Doug Leier: Agencies ask public's help in reporting whooping crane sightings
The extended winter or late spring has delayed some migrations, and even though two whooping cranes were verified in North Dakota on March 29, it will probably still be later in April before all of these birds have worked their way through the state.
The extended winter or late spring has delayed some migrations, and even though two whooping cranes were verified in North Dakota on March 29, it will probably still be later in April before all of these birds have worked their way through the state. Whenever that occurs, it's likely that I will have gone another year without seeing one of these endangered birds alive in the wild.
As a biologist, I practice what I preach and don't intentionally go out looking for whooping cranes as they make their way from Aransas National Wildlife Refuge in Texas to Wood Buffalo National Park in Canada. That's a distance of about 2,500 miles each way.

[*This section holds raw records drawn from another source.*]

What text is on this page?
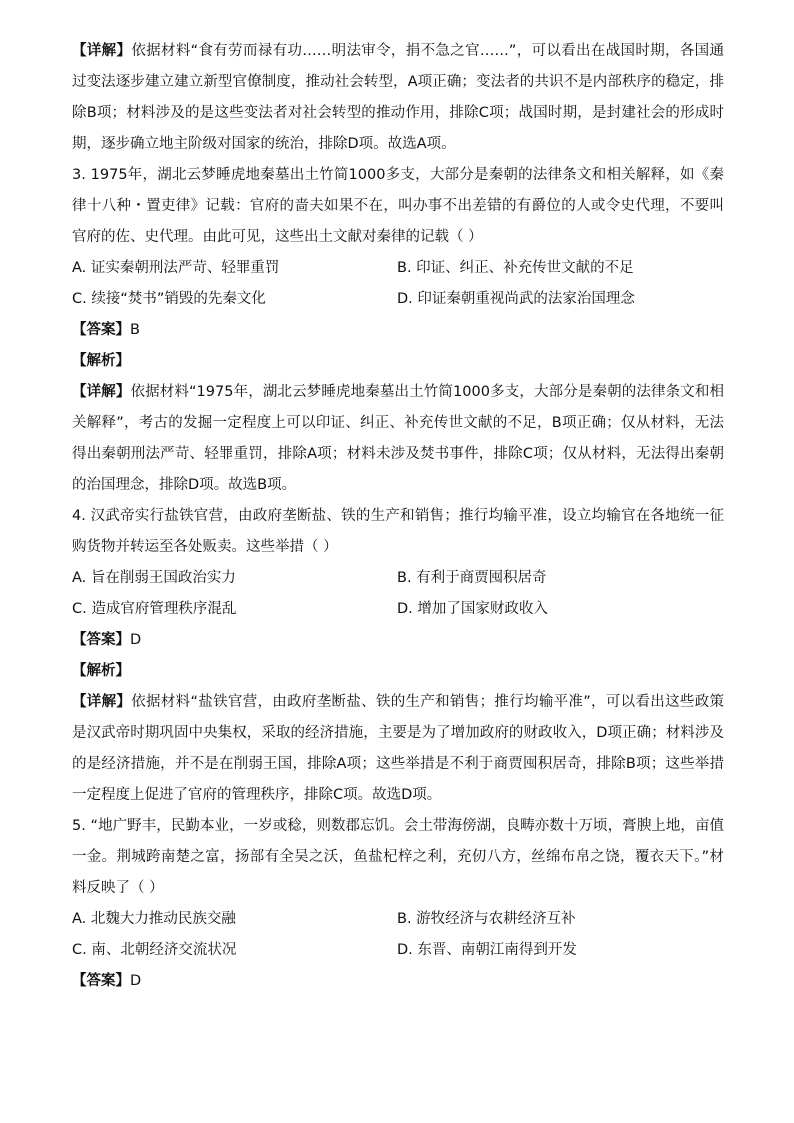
【详解】依据材料“食有劳而禄有功……明法审令，捐不急之官……”，可以看出在战国时期，各国通过变法逐步建立建立新型官僚制度，推动社会转型，A项正确；变法者的共识不是内部秩序的稳定，排除B项；材料涉及的是这些变法者对社会转型的推动作用，排除C项；战国时期，是封建社会的形成时期，逐步确立地主阶级对国家的统治，排除D项。故选A项。

3. 1975年，湖北云梦睡虎地秦墓出土竹简1000多支，大部分是秦朝的法律条文和相关解释，如《秦律十八种・置吏律》记载：官府的啬夫如果不在，叫办事不出差错的有爵位的人或令史代理，不要叫官府的佐、史代理。由此可见，这些出土文献对秦律的记载（ ）

A. 证实秦朝刑法严苛、轻罪重罚	B. 印证、纠正、补充传世文献的不足

C. 续接“焚书”销毁的先秦文化	D. 印证秦朝重视尚武的法家治国理念

【答案】B

【解析】

【详解】依据材料“1975年，湖北云梦睡虎地秦墓出土竹简1000多支，大部分是秦朝的法律条文和相关解释”，考古的发掘一定程度上可以印证、纠正、补充传世文献的不足，B项正确；仅从材料，无法得出秦朝刑法严苛、轻罪重罚，排除A项；材料未涉及焚书事件，排除C项；仅从材料，无法得出秦朝的治国理念，排除D项。故选B项。

4. 汉武帝实行盐铁官营，由政府垄断盐、铁的生产和销售；推行均输平准，设立均输官在各地统一征购货物并转运至各处贩卖。这些举措（ ）

A. 旨在削弱王国政治实力	B. 有利于商贾囤积居奇

C. 造成官府管理秩序混乱	D. 增加了国家财政收入

【答案】D

【解析】

【详解】依据材料“盐铁官营，由政府垄断盐、铁的生产和销售；推行均输平准”，可以看出这些政策是汉武帝时期巩固中央集权，采取的经济措施，主要是为了增加政府的财政收入，D项正确；材料涉及的是经济措施，并不是在削弱王国，排除A项；这些举措是不利于商贾囤积居奇，排除B项；这些举措一定程度上促进了官府的管理秩序，排除C项。故选D项。

5. “地广野丰，民勤本业，一岁或稔，则数郡忘饥。会土带海傍湖，良畴亦数十万顷，膏腴上地，亩值一金。荆城跨南楚之富，扬部有全吴之沃，鱼盐杞梓之利，充仞八方，丝绵布帛之饶，覆衣天下。”材料反映了（ ）

A. 北魏大力推动民族交融	B. 游牧经济与农耕经济互补

C. 南、北朝经济交流状况	D. 东晋、南朝江南得到开发

【答案】D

Every year, the Game and Fish Department and U.S. Fish and Wildlife Service put out a call for people to report sightings of these striking white birds, as a fair number of the 300 or so birds in the Aransas-Wood Buffalo population end up on the ground in North Dakota.
Biologists receive several dozen reports a year, and in spring, the first reports typically come in the first week of April, which probably won't be the case this year.
Within two or three weeks every spring, the birds all move through North Dakota. In the fall, the migration isn't as urgent, and reports can come in from late September stretching into late November, depending on weather.
Over the next few weeks as that spring migration occurs, some lucky people will get a chance to report sightings so the birds can be tracked.
These magnificent birds are regarded as unmistakable. I've seen them displayed in museums, and they stand about 5 feet tall and have a wingspan of about 7 feet from tip to tip.
They are bright white with black wing tips, which are visible only when the wings are outspread. In flight, they extend their long necks straight forward, while their long, slender legs extend out behind the tail. Whooping cranes typically migrate singly, or in groups of two to three birds and may be associated with sandhill cranes.
Other white birds such as snow geese, swans and egrets, often are mistaken for whooping cranes.
The most common misidentification is pelicans, because their wingspan is similar and they tuck their pouch in flight, leaving a silhouette similar to a crane when viewed from below.
Anyone sighting whoopers should not disturb them, but record the date, time, location and the birds' activity. Observers also should look closely for and report colored bands which may occur on one or both legs. Whooping cranes have been marked with colored leg bands to help determine their identity.
Whooping crane sightings should be reported to U.S. Fish and Wildlife Service offices at Lostwood (701) 848-2466 or Long Lake (701) 387-4397 national wildlife refuges, the North Dakota Game and Fish Department in Bismarck (701) 328-6300, or to local game wardens across the state.
Reports help biologists locate important whooping crane habitat areas, monitor marked birds, determine survival and population numbers and identify times and migration routes.